Table 3: Response data for Isa-Pd versus Pd

Table 4: Subsequent anti-myeloma therapies received by patients

Safety

• Discontinuations: 56.5% (n= 87) vs 74.5% (n= 114)
• Main reasons for discontinuation:
  • PD: 42.9% (n= 66) vs 57.5% (n= 88)
  • AE: 7.2% (n= 11) vs 12.8% (n= 19)
• AEs are shown in Table 5 and Table 6
  • There were more TEAEs in the Isa-Pd arm but these did not lead to a higher rate of fatal events or discontinuations
  • There was a higher rate of neutropenia in the Isa-Pd arm, but otherwise the safety profile was similar between groups
• Treatment is ongoing in: 42.4% (n= 65) vs 22.9% (n= 35)
• Infusion reactions in Isa-Pd group:
  • All grades: 38.2%
  • Grade ≥3: 2.6%
  • Most were during the first infusion

Table 5: Treatment-emergent adverse events (TEAEs)

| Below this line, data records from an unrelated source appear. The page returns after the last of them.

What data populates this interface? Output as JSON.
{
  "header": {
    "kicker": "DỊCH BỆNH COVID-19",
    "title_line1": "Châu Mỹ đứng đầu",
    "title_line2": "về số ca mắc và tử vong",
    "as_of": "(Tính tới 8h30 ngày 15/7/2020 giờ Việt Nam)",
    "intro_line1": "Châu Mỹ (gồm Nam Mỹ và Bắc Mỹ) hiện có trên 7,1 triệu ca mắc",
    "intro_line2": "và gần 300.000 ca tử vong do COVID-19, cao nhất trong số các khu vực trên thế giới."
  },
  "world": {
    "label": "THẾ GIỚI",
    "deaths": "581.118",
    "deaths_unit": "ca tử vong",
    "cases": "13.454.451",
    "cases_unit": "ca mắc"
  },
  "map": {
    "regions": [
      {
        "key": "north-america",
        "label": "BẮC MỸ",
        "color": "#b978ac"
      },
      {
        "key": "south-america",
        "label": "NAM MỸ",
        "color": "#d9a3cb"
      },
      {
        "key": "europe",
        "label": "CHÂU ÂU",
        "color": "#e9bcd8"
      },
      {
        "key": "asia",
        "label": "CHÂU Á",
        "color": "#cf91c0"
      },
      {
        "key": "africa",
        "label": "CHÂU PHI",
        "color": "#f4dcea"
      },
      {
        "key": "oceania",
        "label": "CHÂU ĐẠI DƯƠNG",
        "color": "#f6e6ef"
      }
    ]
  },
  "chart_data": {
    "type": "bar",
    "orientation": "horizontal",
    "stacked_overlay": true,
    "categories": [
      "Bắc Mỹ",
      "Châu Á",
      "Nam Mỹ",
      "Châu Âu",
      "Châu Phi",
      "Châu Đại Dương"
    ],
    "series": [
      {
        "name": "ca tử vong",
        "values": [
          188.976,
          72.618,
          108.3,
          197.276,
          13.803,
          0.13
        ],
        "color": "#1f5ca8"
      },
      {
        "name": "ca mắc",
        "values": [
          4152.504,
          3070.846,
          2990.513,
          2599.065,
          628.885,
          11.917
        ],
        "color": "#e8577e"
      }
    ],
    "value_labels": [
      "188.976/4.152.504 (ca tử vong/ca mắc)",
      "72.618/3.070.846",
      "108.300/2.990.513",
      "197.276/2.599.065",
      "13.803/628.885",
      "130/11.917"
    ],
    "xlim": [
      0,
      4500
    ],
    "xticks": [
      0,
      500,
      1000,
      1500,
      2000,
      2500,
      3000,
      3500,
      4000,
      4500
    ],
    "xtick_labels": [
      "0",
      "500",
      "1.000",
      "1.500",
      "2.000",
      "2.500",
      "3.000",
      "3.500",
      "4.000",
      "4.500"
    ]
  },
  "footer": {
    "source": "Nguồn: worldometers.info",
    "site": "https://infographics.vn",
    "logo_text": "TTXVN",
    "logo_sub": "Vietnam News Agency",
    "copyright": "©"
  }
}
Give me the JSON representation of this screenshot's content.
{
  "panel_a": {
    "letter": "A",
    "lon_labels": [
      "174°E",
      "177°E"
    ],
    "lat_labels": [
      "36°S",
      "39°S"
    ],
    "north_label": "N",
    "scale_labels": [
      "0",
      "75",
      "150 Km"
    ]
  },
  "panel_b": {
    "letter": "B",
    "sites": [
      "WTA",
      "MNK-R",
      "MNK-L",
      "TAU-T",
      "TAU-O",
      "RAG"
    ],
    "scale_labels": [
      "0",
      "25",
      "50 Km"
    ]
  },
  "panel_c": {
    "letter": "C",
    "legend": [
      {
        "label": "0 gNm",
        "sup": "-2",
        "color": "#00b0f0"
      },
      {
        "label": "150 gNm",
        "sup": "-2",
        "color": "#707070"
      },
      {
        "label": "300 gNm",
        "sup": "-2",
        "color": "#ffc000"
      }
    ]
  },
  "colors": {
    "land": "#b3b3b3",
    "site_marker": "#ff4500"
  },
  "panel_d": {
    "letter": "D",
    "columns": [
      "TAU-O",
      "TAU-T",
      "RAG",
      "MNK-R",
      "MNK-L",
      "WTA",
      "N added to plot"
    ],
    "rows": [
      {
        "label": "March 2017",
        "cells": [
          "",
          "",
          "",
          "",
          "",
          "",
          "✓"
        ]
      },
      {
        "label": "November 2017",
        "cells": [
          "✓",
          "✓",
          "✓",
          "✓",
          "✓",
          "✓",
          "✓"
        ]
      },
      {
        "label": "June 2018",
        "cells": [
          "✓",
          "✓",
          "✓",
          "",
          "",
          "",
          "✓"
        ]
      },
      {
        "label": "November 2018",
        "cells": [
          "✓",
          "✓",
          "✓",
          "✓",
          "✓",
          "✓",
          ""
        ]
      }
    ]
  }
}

Table 6: TEAEs grade 3– 4 by type in each subgroup

Conclusion

This is the first phase III study to demonstrate that adding an antibody to a standard doublet therapy can provide a significant and sustained PFS benefit in the RRMM setting. The Isa-Pd regimen had a manageable safety profile and should be considered a new option for treating patients with RRMM.